"I very firmly believe that Steve is now gathering momentum, and he is going to get his 51 percent" of the party's weighted vote needed to get on the Republican ballot, Cox said after a regional candidates' forum in upstate Owego Sunday evening.
"Rick will have more than 25 percent, and we'll be in a primary," he said. "This year, primaries are good for us."
Lazio's campaign manager, Kevin Fullington, circulated a "MUST READ MEMO" Friday asserting that Lazio "has much more than 50 percent of the weighted vote solidly committed and Steve Levy will not make it into a Republican primary."
Lazio cites an Albany Times Union survey last week that found that he had the support of 27 county chairmen representing 51 percent of the weighted party vote.
But Levy dismissed that estimate as out of date in an interview with reporters Monday. He said his campaign will be rolling out several endorsements this week, some of them significant. Levy reiterated his own estimates of securing about 45 percent of the weighted vote, including portions of county organizations whose chairmen have publicly favored Lazio or Buffalo-area businessman Carl Paladino.
Paula Snyder, Cattaraugus County's chairwoman, came out for Levy Monday, adding a little less than 1 percent of the vote to his column. Lazio picked up support from Greene County.
In Owego Sunday, Levy and other GOP candidates met with leaders of a cluster of seven Binghamton-area counties where Lazio has been endorsed by five.
Tioga County chairman Don Leonard, who hosted the meeting, is sticking with the endorsement he gave Lazio before Levy declared and he believes most of his area chairs prefer the former Brightwaters congressman. He and another regional vice chairman, Ed Morgan, say a primary would be just a drain on scant campaign resources.

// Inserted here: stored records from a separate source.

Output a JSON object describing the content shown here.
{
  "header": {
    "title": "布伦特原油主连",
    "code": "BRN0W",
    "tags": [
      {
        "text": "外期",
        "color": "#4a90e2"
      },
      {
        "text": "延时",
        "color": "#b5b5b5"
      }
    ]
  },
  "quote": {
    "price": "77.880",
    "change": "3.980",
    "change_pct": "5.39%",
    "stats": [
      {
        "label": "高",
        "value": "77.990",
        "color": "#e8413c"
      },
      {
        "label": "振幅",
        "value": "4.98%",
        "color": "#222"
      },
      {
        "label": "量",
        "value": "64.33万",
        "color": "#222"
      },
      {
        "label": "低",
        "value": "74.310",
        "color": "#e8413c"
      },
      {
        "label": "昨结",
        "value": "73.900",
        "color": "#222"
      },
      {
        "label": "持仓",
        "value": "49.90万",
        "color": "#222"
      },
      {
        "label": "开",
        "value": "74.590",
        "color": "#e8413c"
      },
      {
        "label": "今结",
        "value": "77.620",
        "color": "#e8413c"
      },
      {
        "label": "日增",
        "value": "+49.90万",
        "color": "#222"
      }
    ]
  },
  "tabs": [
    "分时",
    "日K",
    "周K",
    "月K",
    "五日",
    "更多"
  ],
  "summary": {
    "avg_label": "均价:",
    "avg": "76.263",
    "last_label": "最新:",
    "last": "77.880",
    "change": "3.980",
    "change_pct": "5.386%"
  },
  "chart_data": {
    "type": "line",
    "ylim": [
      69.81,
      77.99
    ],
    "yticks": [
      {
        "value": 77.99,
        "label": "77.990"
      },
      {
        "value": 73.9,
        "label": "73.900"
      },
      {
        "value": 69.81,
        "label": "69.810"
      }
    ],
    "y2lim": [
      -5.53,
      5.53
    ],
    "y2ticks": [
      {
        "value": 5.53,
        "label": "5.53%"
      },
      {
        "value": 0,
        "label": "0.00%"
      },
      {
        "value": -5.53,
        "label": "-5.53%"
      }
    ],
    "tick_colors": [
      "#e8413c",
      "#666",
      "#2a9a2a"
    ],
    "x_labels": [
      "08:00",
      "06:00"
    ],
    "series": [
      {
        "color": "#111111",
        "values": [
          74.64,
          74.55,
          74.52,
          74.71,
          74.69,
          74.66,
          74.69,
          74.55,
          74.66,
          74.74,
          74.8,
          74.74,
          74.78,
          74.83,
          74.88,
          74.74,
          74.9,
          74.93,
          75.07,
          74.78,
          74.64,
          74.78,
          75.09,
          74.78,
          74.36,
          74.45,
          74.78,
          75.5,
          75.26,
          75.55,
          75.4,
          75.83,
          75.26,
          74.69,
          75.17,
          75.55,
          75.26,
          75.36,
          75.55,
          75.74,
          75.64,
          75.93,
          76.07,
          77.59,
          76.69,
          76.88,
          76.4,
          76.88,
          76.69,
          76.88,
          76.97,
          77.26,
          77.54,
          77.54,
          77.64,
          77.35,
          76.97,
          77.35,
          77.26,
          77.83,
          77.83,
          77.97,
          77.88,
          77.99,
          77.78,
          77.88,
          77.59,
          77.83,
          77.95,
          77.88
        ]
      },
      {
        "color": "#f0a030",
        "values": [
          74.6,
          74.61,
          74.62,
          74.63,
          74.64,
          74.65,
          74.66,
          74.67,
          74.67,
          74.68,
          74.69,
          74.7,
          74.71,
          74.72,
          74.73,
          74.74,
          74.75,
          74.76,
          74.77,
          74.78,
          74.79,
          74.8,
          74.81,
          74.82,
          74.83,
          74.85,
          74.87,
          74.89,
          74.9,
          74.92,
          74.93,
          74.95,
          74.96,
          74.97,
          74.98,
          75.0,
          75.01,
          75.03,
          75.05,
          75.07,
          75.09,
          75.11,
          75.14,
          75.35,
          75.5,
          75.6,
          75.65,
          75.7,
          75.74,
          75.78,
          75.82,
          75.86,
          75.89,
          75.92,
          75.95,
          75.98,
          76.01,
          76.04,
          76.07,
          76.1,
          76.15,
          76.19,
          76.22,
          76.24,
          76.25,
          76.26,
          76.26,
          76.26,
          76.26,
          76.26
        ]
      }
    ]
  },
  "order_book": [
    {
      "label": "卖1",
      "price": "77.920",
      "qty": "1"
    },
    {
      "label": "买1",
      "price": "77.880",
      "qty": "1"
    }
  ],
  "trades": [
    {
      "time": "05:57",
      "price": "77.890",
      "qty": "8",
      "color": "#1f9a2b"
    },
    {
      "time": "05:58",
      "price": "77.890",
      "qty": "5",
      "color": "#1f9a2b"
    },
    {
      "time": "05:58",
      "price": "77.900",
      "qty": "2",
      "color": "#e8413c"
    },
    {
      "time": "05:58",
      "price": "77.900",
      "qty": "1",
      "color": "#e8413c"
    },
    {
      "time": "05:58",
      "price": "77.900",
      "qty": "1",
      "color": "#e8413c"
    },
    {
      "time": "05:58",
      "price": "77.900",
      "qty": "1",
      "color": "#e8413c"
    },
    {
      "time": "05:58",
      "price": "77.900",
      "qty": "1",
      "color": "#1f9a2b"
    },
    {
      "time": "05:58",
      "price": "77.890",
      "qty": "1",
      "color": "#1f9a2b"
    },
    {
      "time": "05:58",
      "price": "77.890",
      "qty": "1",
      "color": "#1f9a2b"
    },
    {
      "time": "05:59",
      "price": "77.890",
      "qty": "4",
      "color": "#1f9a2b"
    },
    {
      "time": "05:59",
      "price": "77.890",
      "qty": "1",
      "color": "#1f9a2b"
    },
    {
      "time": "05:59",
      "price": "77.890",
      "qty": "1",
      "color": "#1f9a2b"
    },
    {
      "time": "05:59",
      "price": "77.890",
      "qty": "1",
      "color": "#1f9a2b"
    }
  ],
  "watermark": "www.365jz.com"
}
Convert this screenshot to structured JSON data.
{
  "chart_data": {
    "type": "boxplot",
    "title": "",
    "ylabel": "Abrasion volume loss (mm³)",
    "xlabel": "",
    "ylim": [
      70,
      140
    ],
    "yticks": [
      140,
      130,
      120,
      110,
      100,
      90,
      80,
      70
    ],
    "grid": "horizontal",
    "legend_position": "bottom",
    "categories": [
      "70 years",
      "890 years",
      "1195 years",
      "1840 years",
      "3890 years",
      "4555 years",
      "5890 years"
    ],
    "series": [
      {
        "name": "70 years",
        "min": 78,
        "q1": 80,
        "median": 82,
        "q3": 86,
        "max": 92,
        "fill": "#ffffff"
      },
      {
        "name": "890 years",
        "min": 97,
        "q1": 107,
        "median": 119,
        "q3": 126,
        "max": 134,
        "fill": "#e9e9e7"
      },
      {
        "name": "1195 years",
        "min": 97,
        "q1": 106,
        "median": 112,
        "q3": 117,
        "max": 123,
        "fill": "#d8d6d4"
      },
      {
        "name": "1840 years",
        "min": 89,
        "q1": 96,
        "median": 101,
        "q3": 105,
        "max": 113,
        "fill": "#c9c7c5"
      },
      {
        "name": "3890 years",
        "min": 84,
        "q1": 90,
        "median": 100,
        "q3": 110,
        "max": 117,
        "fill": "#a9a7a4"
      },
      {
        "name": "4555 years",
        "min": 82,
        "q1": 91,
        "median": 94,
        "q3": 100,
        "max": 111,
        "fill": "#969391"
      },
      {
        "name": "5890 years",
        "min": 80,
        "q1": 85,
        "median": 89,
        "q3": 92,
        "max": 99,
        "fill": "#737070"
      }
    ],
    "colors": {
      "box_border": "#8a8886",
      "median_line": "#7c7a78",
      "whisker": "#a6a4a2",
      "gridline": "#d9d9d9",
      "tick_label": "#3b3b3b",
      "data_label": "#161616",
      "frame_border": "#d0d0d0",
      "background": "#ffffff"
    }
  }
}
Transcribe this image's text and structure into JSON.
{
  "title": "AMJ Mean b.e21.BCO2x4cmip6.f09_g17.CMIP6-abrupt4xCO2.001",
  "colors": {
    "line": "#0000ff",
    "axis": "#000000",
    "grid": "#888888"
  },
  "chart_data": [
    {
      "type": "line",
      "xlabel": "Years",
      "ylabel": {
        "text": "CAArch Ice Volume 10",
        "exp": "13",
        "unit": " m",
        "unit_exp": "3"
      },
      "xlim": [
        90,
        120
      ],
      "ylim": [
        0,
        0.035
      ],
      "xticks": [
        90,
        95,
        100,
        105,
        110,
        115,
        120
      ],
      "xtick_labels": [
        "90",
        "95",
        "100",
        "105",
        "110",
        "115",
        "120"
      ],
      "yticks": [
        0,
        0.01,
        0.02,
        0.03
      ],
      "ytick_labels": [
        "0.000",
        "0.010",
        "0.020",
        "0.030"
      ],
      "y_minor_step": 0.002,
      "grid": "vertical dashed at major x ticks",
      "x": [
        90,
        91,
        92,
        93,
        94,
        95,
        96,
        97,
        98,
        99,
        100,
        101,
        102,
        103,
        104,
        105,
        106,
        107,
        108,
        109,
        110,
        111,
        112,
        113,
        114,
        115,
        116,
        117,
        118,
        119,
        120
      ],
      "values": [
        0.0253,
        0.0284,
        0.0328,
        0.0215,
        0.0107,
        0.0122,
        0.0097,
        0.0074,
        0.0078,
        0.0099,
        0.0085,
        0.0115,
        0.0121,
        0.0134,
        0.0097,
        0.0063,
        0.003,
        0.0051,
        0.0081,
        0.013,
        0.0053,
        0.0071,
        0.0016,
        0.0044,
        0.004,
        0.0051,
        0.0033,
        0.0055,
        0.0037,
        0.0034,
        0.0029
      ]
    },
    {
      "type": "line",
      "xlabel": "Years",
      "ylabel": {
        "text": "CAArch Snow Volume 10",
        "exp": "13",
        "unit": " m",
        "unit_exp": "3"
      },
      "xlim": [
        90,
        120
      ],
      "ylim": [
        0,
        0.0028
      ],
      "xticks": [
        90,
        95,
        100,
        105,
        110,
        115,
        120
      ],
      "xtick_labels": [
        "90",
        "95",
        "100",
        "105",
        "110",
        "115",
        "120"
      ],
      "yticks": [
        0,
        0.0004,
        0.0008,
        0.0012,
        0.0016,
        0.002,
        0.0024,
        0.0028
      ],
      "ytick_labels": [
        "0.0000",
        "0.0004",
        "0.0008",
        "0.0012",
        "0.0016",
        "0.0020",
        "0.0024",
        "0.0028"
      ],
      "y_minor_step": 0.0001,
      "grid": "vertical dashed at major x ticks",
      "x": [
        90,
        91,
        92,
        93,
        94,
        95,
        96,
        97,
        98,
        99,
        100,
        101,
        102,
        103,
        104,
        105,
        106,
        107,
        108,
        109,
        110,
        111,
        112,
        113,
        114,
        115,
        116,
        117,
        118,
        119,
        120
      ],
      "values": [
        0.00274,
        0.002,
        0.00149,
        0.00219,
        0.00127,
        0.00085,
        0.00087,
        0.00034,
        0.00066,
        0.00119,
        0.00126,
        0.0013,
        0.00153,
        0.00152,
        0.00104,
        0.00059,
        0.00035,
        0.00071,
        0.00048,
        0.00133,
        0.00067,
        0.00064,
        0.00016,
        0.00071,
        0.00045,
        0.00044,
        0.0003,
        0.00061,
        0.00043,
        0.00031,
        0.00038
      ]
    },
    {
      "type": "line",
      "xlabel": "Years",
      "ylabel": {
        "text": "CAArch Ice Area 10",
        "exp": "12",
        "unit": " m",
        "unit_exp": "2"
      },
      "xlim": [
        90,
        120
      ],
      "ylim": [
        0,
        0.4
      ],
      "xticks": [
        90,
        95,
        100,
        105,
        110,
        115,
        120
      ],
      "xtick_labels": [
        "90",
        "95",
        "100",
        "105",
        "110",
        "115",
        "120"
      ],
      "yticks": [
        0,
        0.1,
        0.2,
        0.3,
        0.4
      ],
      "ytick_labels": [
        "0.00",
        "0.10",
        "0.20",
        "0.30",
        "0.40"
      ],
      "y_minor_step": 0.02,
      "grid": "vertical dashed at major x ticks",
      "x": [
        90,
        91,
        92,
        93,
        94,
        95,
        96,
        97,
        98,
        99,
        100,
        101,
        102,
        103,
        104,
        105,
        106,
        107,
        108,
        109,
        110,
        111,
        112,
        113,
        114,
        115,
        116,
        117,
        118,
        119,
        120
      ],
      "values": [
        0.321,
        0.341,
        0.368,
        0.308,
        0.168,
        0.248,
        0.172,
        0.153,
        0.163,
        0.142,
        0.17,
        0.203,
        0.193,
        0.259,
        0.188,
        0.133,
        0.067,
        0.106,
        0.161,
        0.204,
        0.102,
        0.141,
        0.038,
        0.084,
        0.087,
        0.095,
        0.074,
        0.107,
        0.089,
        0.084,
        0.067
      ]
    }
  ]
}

But Levy has clearly gained traction with other party officials in this scenic but struggling region, where the Lockheed Martin plant just lost a contract to build the presidential helicopter, costing 1,500 jobs.
"The mood around Tompkins County is we're not worried about a primary," said Dryden town party chairman Jim Crawford, who likes Levy. A primary is exciting, he said, because "the ideas are so important this year because we need to get the people's attention."
Cox suggested that party delegates to the state convention in June could vote to put Levy on the primary ballot without having to vote to make him the party's nominee. "Those are two separate votes," Cox said.